A l'axe 4 ("mieux accompagner les situations de grossesse, la parentalité et l’articulation des temps de vie professionnelle et personnelle"), le gouvernement annonce qu'à partir de l'an prochain, il permettra aux femmes enceintes employées dans la fonction publique, sur avis du médecin de prévention, d'exercer leurs fonctions en télétravail, et ce au-delà de la limite des trois jours fixée par un décret de 2016. Il en attend une "réduction de la fatigue et des déplacements" des personnes concernées. Dans leur courrier du 20 juillet, les syndicats souhaitaient quant à eux des discussions autour du "développement des dispositifs de garde d'enfants adaptés".
Pour renforcer la prévention et la lutte contre les violences sexuelles et sexistes (axe 5), les plans d’action devront comporter obligatoirement des mesures spécifiques. Parce qu'il ne veut aucune "tolérance" dans le domaine, le gouvernement a décidé de diffuser au premier semestre 2019, à l'attention des employeurs publics, un guide de la procédure disciplinaire, accompagné de cas pratiques.

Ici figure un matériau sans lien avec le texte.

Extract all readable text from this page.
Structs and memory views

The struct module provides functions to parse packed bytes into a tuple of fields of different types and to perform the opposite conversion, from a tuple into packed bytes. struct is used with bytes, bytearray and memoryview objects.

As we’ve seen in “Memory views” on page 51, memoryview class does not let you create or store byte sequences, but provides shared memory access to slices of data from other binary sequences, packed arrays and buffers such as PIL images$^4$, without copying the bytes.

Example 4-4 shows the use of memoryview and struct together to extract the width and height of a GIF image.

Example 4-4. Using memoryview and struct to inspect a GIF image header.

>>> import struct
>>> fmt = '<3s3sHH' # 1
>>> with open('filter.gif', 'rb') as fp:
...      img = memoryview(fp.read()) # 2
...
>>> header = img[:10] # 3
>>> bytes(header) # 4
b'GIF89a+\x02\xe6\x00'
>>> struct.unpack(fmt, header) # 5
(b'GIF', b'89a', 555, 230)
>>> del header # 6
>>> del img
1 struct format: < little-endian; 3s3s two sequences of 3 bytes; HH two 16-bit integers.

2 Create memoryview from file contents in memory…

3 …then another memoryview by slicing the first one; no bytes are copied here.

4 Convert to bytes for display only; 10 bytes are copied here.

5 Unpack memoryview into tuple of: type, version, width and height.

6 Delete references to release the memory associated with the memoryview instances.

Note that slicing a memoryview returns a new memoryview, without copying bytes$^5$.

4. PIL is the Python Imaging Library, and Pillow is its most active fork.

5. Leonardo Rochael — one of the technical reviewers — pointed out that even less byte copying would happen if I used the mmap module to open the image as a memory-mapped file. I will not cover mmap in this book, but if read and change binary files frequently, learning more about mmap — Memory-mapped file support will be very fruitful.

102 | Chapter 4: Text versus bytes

Suite à la réunion du 2 octobre, la DGAFP transmettra aux participants de la négociation une nouvelle version du projet de protocole d'accord. Celle-ci fera l'objet de discussions au cours d'une réunion qui se tiendra le 15 octobre. Le calendrier est serré, puisque le gouvernement espère signer un accord avant les élections professionnelles qui se dérouleront le 6 décembre prochain.